In her Broadway debut, 11-year-old Sarah Charles Lewis, bursting with stage presence, is a robust singer and portrays a plucky Winnie Foster. She lives with her conservative widowed mother (Valerie Wright) and a doting grandmother (Pippa Pearthree). Winnie, however, yearns to dress up, go to the fair and have fun. When her mother forbids her to go, Winnie runs off into the family’s woods. Coming across the spring, she is about to take a drink of water when, suddenly, 17-year old Jesse Tuck (played with cheery energy by Andrew Keenan-Bolger) steps in to stop her. Over the afternoon, they get to know each other. 

The plot is overstuffed, but skips along and it is late when Jesse’s family discovers the two in the woods. They decide to take Winnie home with them. She becomes captivated by the Tuck family: the nurturing mother, Mae, and father Angus (Carolee Carmello and Michael Park) and Jesse’s older brother Miles (Robert Lenzi).  They trust her enough to share the secret of the water, but convince her not to tell anyone. 

That night, the adventurous Winnie and Jesse run off to the fair where they confront a menacing Man in the Yellow Suit, played by Terrence Mann, hamming it up. He has spent years yearning for the financial possibilities of the magical water and finding the Tuck family.  Now the Tucks’ secret is in danger.

Meanwhile, the constable of the town and his deputy are searching for Winnie. Played by Fred Applegate with a sharp Yankee attitude, the constable is aided by his jittery deputy, Hugo (Michael Wartella). They deliver a humorous number, “You Can’t Trust a Man,” one of Miller’s catchy melodies with Tysen’s amusing lyrics, a hummable song that feels tossed in. Most of the Miller/Tysen  songs drive the story, like “Story of the Tucks,” Carmelo’s resonant “My Most Beautiful Day” and “Story of the Man in the Yellow Suit.” 

The entangled storyline skips lightly over life and death’s complications. Explanation finally comes when Angus Tuck takes Winnie fishing and the two discuss “The Wheel” of life. Angus says, “Don’t be afraid of death, Winnie. Be afraid of  not being truly alive. You don’t need to live forever, you just need to live.”

Walt Spangler’s country set is highlighted by a grandiose twisted tree, enhanced by Kenneth Posner’s lighting. Gregg Barnes designed authentic costumes of the early 1900s. Musical comedy’s great director/choreographer Casey Nicholaw (Aladdin, Something Rotten!) designed high leaping, acrobatic dancing, but the pace lapses with overdone frolicking in the woods. 

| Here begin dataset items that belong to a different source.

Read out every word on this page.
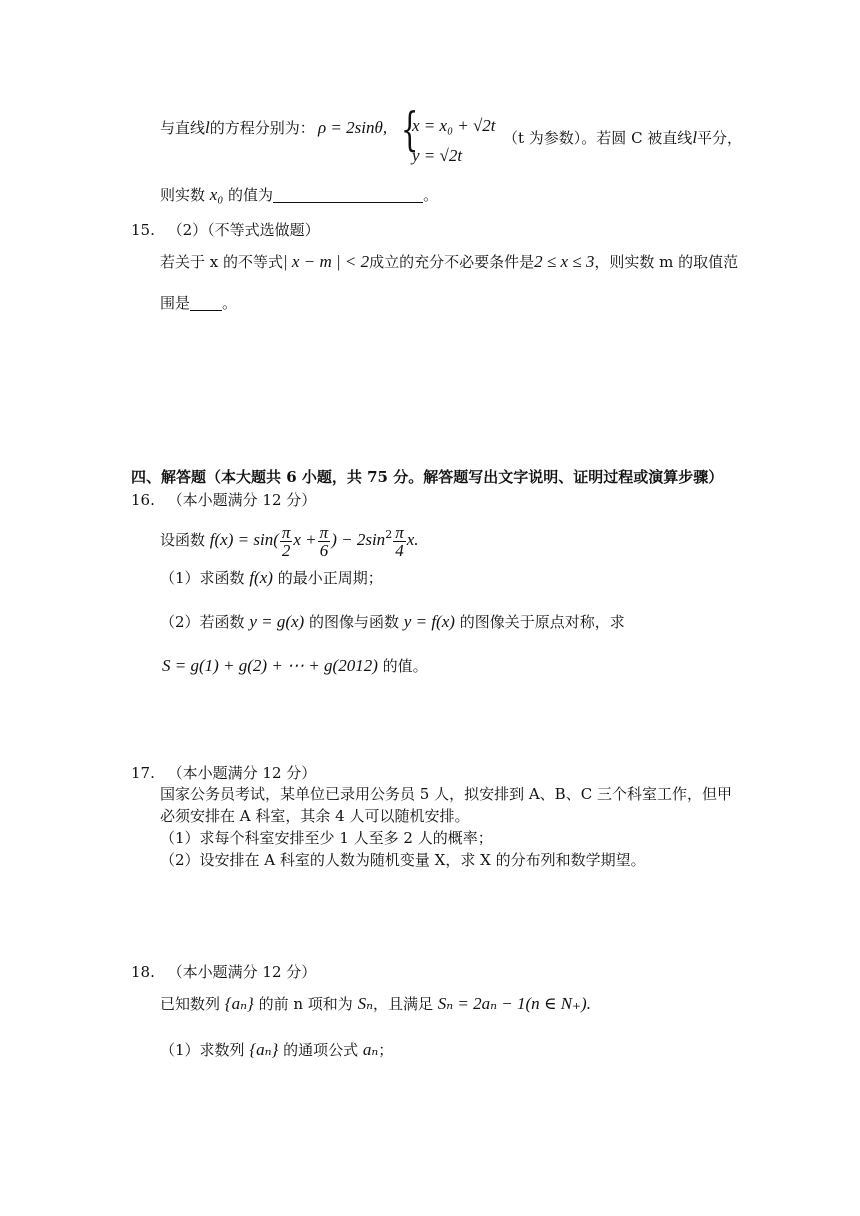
与直线l的方程分别为： ρ = 2sinθ, {
x = x₀ + √2t
y = √2t
（t 为参数）。若圆 C 被直线l平分，
则实数 x₀ 的值为	。
15. （2）（不等式选做题）
若关于 x 的不等式| x − m | < 2成立的充分不必要条件是2 ≤ x ≤ 3，则实数 m 的取值范
围是 。
四、解答题（本大题共 6 小题，共 75 分。解答题写出文字说明、证明过程或演算步骤）
16. （本小题满分 12 分）
设函数 $f(x) = \sin( \frac{\pi}{2}$ $x + \frac{\pi}{6}$ ) − $2\sin^2 \frac{\pi}{4} x$.
（1）求函数 f(x) 的最小正周期；
（2）若函数 y = g(x) 的图像与函数 y = f(x) 的图像关于原点对称，求
S = g(1) + g(2) + ⋯ + g(2012) 的值。
17. （本小题满分 12 分）
国家公务员考试，某单位已录用公务员 5 人，拟安排到 A、B、C 三个科室工作，但甲
必须安排在 A 科室，其余 4 人可以随机安排。
（1）求每个科室安排至少 1 人至多 2 人的概率；
（2）设安排在 A 科室的人数为随机变量 X，求 X 的分布列和数学期望。
18. （本小题满分 12 分）
已知数列 {aₙ} 的前 n 项和为 Sₙ，且满足 Sₙ = 2aₙ − 1(n ∈ N₊).
（1）求数列 {aₙ} 的通项公式 aₙ；
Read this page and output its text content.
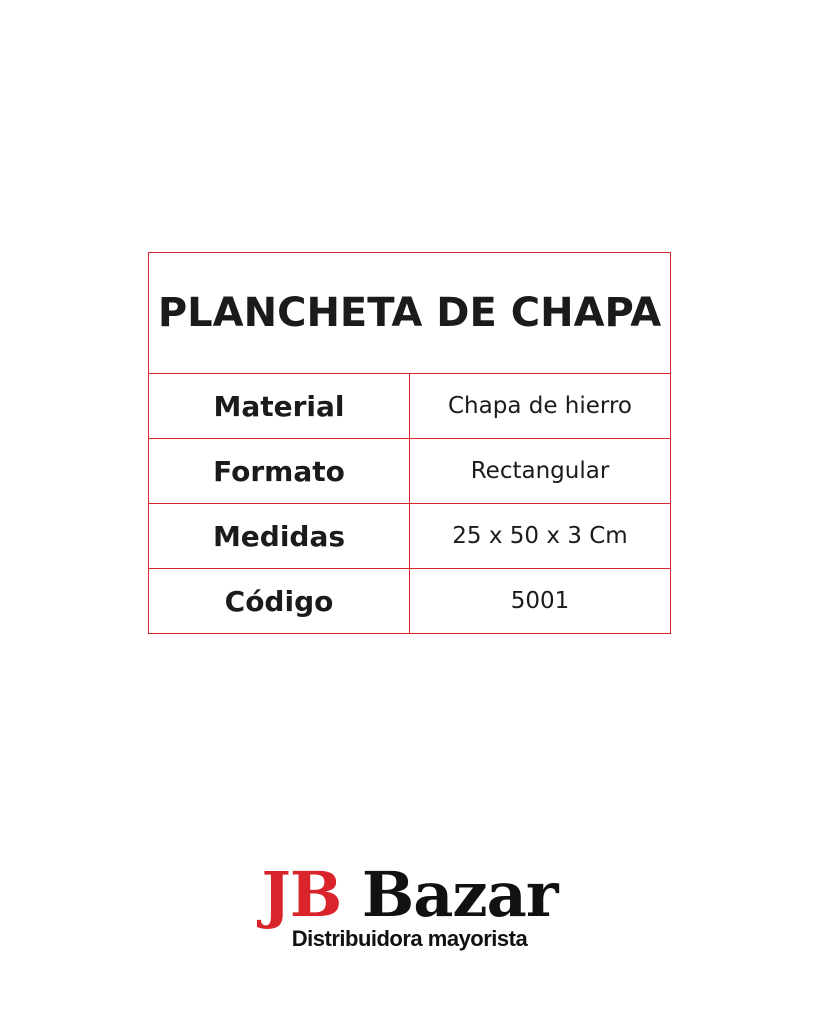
PLANCHETA DE CHAPA	
Material	Chapa de hierro
Formato	Rectangular
Medidas	25 x 50 x 3 Cm
Código	5001
JB Bazar
Distribuidora mayorista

At the end, however, Nicholaw presents a beguiling ballet that ties up the musical’s message, a tuneful, gracefully danced story of birth, life, love and death, presenting the message with purely musical enchantment. Life is, after all, “A circle in motion/can’t stop rowing, growing, changing, then moving on.”

Elizabeth Ahlfors

Born and raised in New York, Elizabeth graduated from NYU with a degree in Journalism. She has lived in various cities and countries and now is back in NYC. She has written magazine articles and published three books: A Housewife’s Guide to Women’s Liberation, Twelve American Women, and Heroines of ’76 (for children). A great love was always music and theater—in the audience, not performing. A Philadelphia correspondent for Theatre.com and InTheatre Magazine, she has reviewed theater and cabaret for the Philadelphia Inquirer and Philadelphia City News. She writes for Cabaret Scenes and other cabaret/theater sites. She is a judge for Nightlife Awards and a voting member of Drama Desk and Outer Critics Circle.